Em 1938 Pau de Colher é exterminada com outro ataque brutal do Exército. Dessa vez Severino e as centenas de famílias que lhe acompanhavam resistiram até o último homem de armas na mão; o número de mortos foi superior a 400. 

CONCLUSÃO 

O que aconteceu no Caldeirão e em Pau de Colher foi mais um crime brutal que o Estado Brasileiro cometeu contra camponeses. Esse histórico de massacres contra camponeses não parou em 1930 com o extermínio de Pau de Colher. 

O motivo que os camponeses do Caldeirão e Pau de Colher resistiram existem até hoje, e aos que acham loucura a luta do camponês, principalmente do camponês nortista e nordestino pela terra e contra o latifúndio, lembre-se do que disse Josué de Castro: “É que nenhum povo do mundo se mostra tão enraizado à terra, mais profundamente ligado à seu solo natal do que o povo do nordeste. Este desadorado amor à terra que sempre lhe fez sofrer faz com que o homem do nordeste a defenda sempre, até o extremo limite de suas forças”. (5) 


Notas:

1- Floro Bartolomeu diz em seu depoimento que o Beato apareceu por volta de 1900 no Juazeiro, mas outros relatos dizem que ele já estava lá desde 1890, como as coisas na vida do beato antes do Caldeirão e do Boi “Mansinho” não são tão claras, preferi registrar dessa forma.

2- Extraído do livro Juazeiro do Padre Cícero –Depoimento para a história de autoria de Floro Bartolomeu 

3- A Epopéia do Mansinho: o boi santo do Caldeirão (Crato-CE) – Autora: Antônia Lucivânia da Silva / Coautora: Marilyn Ferreira Machado.

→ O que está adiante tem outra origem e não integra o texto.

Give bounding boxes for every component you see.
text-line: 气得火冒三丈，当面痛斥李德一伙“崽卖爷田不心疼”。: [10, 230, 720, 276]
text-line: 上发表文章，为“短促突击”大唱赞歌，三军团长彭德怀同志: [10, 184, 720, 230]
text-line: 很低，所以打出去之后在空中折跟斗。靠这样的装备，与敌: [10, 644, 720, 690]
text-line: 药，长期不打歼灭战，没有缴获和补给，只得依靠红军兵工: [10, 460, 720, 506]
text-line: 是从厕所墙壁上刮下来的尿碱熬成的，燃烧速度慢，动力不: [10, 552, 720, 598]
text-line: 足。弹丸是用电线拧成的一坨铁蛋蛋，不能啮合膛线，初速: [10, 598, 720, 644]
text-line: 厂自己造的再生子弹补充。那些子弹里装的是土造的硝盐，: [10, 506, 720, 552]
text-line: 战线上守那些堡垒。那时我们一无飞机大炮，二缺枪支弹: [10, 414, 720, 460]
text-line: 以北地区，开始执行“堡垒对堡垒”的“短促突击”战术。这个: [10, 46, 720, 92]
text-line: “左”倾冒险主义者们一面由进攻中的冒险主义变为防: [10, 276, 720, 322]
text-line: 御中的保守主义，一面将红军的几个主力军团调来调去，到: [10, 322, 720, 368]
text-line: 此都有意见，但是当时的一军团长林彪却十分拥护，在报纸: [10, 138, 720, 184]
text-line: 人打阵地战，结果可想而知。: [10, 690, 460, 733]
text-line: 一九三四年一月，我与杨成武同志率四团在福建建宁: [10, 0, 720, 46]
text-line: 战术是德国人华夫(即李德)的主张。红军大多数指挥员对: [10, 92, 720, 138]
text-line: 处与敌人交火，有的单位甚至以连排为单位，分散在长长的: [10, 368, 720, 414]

Disponível em: http://www.snh2011.anpuh.org/resources/anais/35/1400183093_ARQUIVO_ARTIGOAEPOPEIADEMANSINHO.pdf

4- Novamente as datas se confundem pois alguns pesquisadores como Rui Facó afirmam que a expedição ocorreu em 9 de novembro, já outros pesquisadores afirmam que se deu no dia 10 de setembro, e outros ainda dizem que ocorreu no dia 11 de setembro.